Quant à la première sphère qui, par extension, est celle de la « socialité primaire », une revendication politique à son sujet devrait d’abord exiger que cesse la destruction systématique de tout ce qui dans les relations à autrui et à la nature mérite d’être traditionnellement conservé : que chacun puisse ressentir sa capacité à « s’attacher à des êtres, des lieux, des objets, des manières de vivre ». Ici, le combat pour la dignité, contre les ricanements des uns ou les haussements d’épaules des autres, passerait par la réhabilitation politique d’un lexique et d’une pratique de la reconnaissance : « agonisme » (C.Mouffe), bonté (Z. Bauman), confiance et loyauté (A.Caillé), gratuité, bienveillance, etc.

Quant à la deuxième sphère, celle du droit, beaucoup de luttes y sont déjà engagées. Il s’agirait de les poursuivre sans nier leur dimension « morale », ce qui permettrait en renouant avec toute une tradition du « premier socialisme » de connaître quelques « succès » : car la revendication du respect fabrique le respect et fournit ainsi les motivations propres à continuer à préserver la loi comme défense des faibles contre les forts. Dans le faisceau de ces luttes, quelle question pourrait en être le levier sinon d’abord celle de l’héritage ?

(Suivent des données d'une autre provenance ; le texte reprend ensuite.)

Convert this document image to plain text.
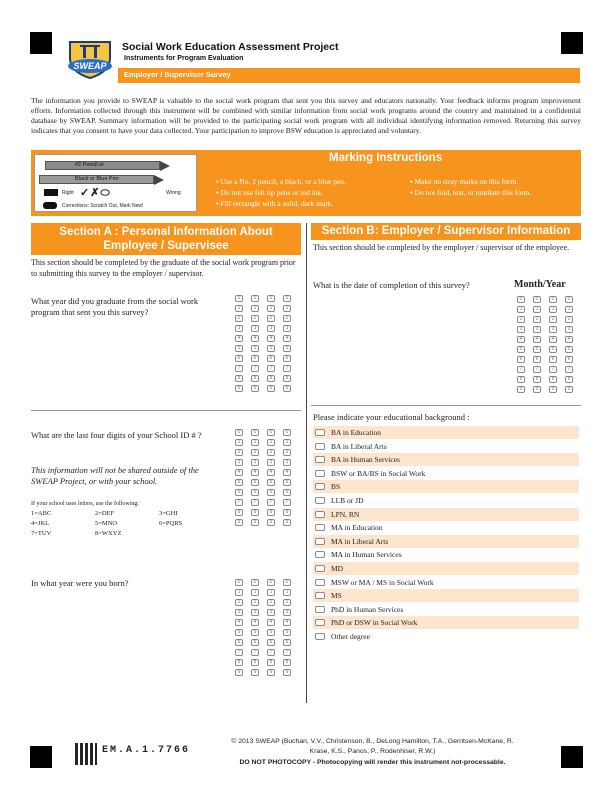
SWEAP
Social Work Education Assessment Project
Instruments for Program Evaluation
Employer / Supervisor Survey
The information you provide to SWEAP is valuable to the social work program that sent you this survey and educators nationally. Your feedback informs program improvement efforts. Information collected through this instrument will be combined with similar information from social work programs around the country and maintained in a confidential database by SWEAP. Summary information will be provided to the participating social work program with all individual identifying information removed. Returning this survey indicates that you consent to have your data collected. Your participation to improve BSW education is appreciated and voluntary.
#2 Pencil or
Black or Blue Pen
Right ✓✗⬭	Wrong
Corrections: Scratch Out, Mark New!
Marking Instructions
▪ Use a No. 2 pencil, a black, or a blue pen.
▪ Do not use felt tip pens or red ink.
▪ Fill rectangle with a solid, dark mark.
▪ Make no stray marks on this form.
▪ Do not fold, tear, or mutilate this form.
Section A : Personal Information About
Employee / Supervisee
This section should be completed by the graduate of the social work program prior to submitting this survey to the employer / supervisor.
What year did you graduate from the social work program that sent you this survey?
0	0	0	0
1	1	1	1
2	2	2	2
3	3	3	3
4	4	4	4
5	5	5	5
6	6	6	6
7	7	7	7
8	8	8	8
9	9	9	9
What are the last four digits of your School ID # ?
This information will not be shared outside of the SWEAP Project, or with your school.
If your school uses letters, use the following:
1=ABC	2=DEF	3=GHI
4=JKL	5=MNO	6=PQRS
7=TUV	8=WXYZ
0	0	0	0
1	1	1	1
2	2	2	2
3	3	3	3
4	4	4	4
5	5	5	5
6	6	6	6
7	7	7	7
8	8	8	8
9	9	9	9
In what year were you born?	0	0	0	0
1	1	1	1
2	2	2	2
3	3	3	3
4	4	4	4
5	5	5	5
6	6	6	6
7	7	7	7
8	8	8	8
9	9	9	9
Section B: Employer / Supervisor Information
This section should be completed by the employer / supervisor of the employee.
What is the date of completion of this survey?	Month/Year
0	0	0	0
1	1	1	1
2	2	2	2
3	3	3	3
4	4	4	4
5	5	5	5
6	6	6	6
7	7	7	7
8	8	8	8
9	9	9	9
Please indicate your educational background :
BA in Education
BA in Liberal Arts
BA in Human Services
BSW or BA/BS in Social Work
BS
LLB or JD
LPN, RN
MA in Education
MA in Liberal Arts
MA in Human Services
MD
MSW or MA / MS in Social Work
MS
PhD in Human Services
PhD or DSW in Social Work
Other degree
EM.A.1.7766
© 2013 SWEAP (Buchan, V.V., Christenson, B., DeLong Hamilton, T.A., Gerritsen-McKane, R.
Krase, K.S., Panos, P., Rodenhiser, R.W.)
DO NOT PHOTOCOPY - Photocopying will render this instrument not-processable.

Quant à la troisième sphère, la lutte pour la reconnaissance devrait retrouver toute l’ambition d’une nuit du 4 août, pour abolir ce que J.-C. Michéa nomme la « société de classe renforcée, où la richesse et le pouvoir indécent des uns ont pour condition majeure l’exploitation et le mépris des autres ». Il s’agirait alors de réaffirmer qu’une économie décente du travail devrait à la fois être une « économie des travailleurs » – reprendre la question de l’autogestion ? – et une « démocratie du travail » – les travailleurs devraient institutionnellement participer à la structure de l’état.

Le sens de la mesure

Pourquoi au sein d’une gauche antiproductiviste faudrait-il donc faire place pour une revendication politique de l’Humain ? Parce la cohérence politique de l’anti-productivisme passe par l’anti-libéralisme et l’anti-utilitarisme. Quel est cet homme dont l’humanité devrait être politiquement revendiquée ? Quel est l’homme en quête de reconnaissance ? Un homme qui « rentre dans le cycle du donner-recevoir et rendre » (A. Caillé), qui a juste le désir d’être reconnu, c’est-à-dire d’être traité décemment ; c’est un désir modeste, mesuré, sans déni de réalité ni déni de soi et des autres, bref de quoi rendre désirables des luttes pour d’autres mondes que celui indécent du mépris, de l’injustice et de l’irresponsabilité.